C.M. L’une des limites du RGPD est qu’il ne pose pas explicitement le principe du droit à l’expérimentation. Mais en France ou ailleurs, le législateur national est pleinement compétent pour autoriser les villes, sur la base du RGPD, à tester des innovations. Le RGPD n’est sans doute pas parfait, mais il a le très grand mérite de poser les limites nécessaires à l’animation d’un débat constructif. Il est protecteur, pas conservateur.
Prenons le principe du consentement préalable des personnes… Vous dites qu’il s’avère problématique dans le cadre de l’espace public. Google, lui, dit qu’il n’est tout simplement pas possible techniquement.
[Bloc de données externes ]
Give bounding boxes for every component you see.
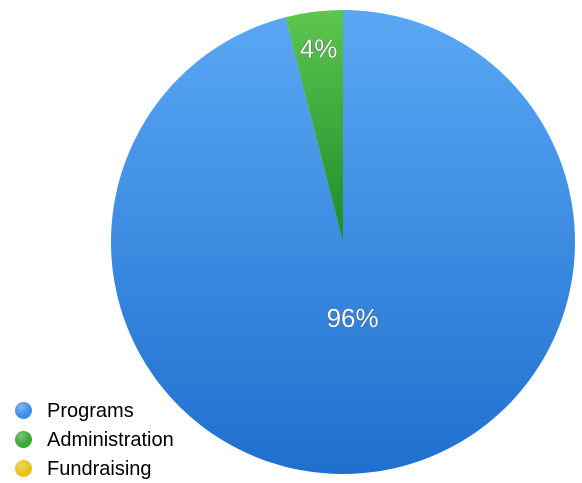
legend-item-programs: Programs xyxy=(15,396,174,425)
legend-swatch-administration xyxy=(15,431,32,448)
pie-value-labels: 96% 4% xyxy=(299,33,379,333)
legend: Programs Administration Fundraising xyxy=(15,396,174,483)
pie-slice-programs xyxy=(110,10,575,475)
legend-swatch-programs xyxy=(15,402,32,419)
legend-label-administration: Administration xyxy=(47,428,174,451)
pie-slice-administration xyxy=(285,10,343,242)
legend-item-administration: Administration xyxy=(15,425,174,454)
legend-item-fundraising: Fundraising xyxy=(15,454,174,483)
pie-slices xyxy=(110,10,575,475)
legend-label-programs: Programs xyxy=(47,399,134,422)
value-label-administration: 4% xyxy=(300,34,338,64)
legend-swatch-fundraising xyxy=(15,460,32,477)
value-label-programs: 96% xyxy=(327,303,379,333)
legend-label-fundraising: Fundraising xyxy=(47,457,152,480)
C.M. Google veut construire un morceau de ville créé dès sa conception avec une couche numérique. Le problème dans le monde de la donnée, c’est que les grands acteurs, à savoir les GAFA, et Google au premier chef, se veulent à la fois les théoriciens, les producteurs et les régulateurs. Ils prétendent inventer les concepts, définir les règles et être juges de leur application ! Il y a urgence à sortir de ce monopole de fait, à ouvrir le débat en y associant pleinement les citoyens, à questionner les postulats en place et à réfléchir au statut de l’espace public. En outre, la technicité du sujet ne doit pas en escamoter la teneur éminemment politique et démocratique. C’est pourquoi il faut demeurer ferme sur ce principe de l’anonymat. Car ne nous voilons pas la face, si l’on met en cause ce substrat philosophique posé par les Lumières qu’est le droit à l’anonymat, la ville sera tout bonnement invivable. Ce qui rend la promiscuité urbaine supportable, c’est précisément la possibilité de l’anonymat, parce que celui-ci crée dans la proximité une distance salvatrice.
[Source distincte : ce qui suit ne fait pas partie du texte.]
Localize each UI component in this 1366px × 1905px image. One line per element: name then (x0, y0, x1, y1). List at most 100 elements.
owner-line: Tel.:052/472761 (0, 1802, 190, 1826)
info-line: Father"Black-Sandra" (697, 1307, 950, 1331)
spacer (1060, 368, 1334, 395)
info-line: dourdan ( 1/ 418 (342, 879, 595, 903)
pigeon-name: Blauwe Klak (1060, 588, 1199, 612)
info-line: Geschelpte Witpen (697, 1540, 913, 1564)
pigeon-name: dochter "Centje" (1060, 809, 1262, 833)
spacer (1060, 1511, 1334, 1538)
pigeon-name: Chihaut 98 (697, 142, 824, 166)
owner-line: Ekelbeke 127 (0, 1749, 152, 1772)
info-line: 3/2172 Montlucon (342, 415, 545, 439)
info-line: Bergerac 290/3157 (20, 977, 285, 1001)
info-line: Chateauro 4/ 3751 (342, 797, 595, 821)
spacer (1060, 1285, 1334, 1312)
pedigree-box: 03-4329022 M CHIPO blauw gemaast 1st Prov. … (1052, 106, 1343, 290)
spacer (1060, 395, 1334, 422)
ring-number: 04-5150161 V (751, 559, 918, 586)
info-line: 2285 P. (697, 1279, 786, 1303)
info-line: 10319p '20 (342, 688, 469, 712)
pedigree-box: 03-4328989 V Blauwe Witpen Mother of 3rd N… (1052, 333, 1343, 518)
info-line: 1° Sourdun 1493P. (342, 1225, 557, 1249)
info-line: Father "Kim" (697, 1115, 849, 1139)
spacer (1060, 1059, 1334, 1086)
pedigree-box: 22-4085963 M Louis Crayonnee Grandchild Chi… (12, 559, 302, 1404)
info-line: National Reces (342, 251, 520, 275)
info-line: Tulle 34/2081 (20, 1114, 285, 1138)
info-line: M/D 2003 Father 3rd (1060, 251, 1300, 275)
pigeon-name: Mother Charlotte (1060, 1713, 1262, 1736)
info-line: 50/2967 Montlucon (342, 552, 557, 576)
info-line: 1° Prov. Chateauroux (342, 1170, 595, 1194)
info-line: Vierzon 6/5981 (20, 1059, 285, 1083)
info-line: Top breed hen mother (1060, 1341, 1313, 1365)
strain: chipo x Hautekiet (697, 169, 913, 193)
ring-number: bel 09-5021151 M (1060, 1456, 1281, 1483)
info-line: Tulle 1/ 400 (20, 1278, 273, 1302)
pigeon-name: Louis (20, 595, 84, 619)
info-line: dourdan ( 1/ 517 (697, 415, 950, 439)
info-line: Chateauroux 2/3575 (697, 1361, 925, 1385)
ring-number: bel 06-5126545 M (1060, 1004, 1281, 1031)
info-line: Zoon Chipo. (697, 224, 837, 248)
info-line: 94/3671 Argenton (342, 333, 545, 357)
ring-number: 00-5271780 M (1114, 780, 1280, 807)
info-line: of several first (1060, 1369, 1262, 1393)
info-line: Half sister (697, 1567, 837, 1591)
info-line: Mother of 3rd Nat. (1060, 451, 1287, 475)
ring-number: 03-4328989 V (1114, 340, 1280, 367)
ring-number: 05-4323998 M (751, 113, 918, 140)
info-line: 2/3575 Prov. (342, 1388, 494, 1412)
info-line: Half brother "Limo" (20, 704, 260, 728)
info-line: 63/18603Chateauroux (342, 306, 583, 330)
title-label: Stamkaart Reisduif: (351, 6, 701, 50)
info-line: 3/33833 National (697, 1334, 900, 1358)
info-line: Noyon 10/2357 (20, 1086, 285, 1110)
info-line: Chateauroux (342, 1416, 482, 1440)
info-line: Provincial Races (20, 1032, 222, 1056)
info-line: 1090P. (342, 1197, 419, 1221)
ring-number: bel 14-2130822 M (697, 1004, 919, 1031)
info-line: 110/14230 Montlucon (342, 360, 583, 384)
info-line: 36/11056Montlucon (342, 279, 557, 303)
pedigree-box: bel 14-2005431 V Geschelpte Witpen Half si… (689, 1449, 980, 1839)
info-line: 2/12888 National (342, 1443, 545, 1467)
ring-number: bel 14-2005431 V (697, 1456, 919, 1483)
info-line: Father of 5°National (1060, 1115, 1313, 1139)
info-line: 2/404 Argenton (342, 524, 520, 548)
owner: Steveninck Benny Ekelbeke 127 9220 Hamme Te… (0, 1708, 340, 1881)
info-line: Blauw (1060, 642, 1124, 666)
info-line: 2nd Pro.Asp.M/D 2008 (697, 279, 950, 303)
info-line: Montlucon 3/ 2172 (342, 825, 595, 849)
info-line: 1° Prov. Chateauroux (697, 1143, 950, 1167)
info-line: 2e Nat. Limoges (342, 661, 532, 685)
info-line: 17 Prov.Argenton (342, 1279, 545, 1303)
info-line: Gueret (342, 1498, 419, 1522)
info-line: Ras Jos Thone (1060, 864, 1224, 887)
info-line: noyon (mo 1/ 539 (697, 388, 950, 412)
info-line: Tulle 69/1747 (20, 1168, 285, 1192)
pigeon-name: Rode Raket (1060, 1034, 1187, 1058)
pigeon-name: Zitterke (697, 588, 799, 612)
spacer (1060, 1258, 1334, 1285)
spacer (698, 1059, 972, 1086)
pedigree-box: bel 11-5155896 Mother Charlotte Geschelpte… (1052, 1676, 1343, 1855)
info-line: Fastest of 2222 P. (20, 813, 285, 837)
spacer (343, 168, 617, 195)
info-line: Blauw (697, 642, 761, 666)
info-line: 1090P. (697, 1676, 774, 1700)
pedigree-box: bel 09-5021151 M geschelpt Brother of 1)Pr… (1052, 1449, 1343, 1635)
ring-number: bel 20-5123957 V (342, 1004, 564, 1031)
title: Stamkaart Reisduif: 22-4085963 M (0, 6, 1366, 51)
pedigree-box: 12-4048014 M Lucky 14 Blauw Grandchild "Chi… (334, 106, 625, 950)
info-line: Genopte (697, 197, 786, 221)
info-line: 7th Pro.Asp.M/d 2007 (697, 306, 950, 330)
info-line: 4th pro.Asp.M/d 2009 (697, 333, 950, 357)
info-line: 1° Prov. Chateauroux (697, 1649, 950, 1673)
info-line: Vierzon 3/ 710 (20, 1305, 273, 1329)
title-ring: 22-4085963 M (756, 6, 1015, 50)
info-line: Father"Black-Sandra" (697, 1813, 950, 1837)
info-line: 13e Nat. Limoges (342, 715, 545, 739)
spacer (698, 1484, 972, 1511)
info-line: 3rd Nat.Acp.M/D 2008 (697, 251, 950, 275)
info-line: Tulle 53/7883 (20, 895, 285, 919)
Selon vous, le RGPD n’est donc pas l’acte de décès de la smart city ?
C.M. Il peut même être exactement le contraire, si l’on accepte d’en faire la base d’un débat sensé, responsable et constructif. Le RGPD est une opportunité pour la smart city. Je pense fondamentalement que la smart city n’a d’avenir que si elle est « soutenable ». Soutenable socialement, politiquement, mais aussi du point de vue écologique. Dans tous les domaines, la finance, l’énergie, la production, la consommation, il est admis qu’il s’agit désormais de faire plus avec moins. Dans tous les domaines… sauf celui de la donnée, où le discours est encore sous-tendu par la supposée loi de Moore, le principe d’un « toujours plus » exponentiel. Or, le développement durable, qui s’est construit sur trois piliers historiques ‒ l’environnemental, l’économique, le social ‒, ne peut plus être pensé aujourd’hui à côté de la métrique numérique.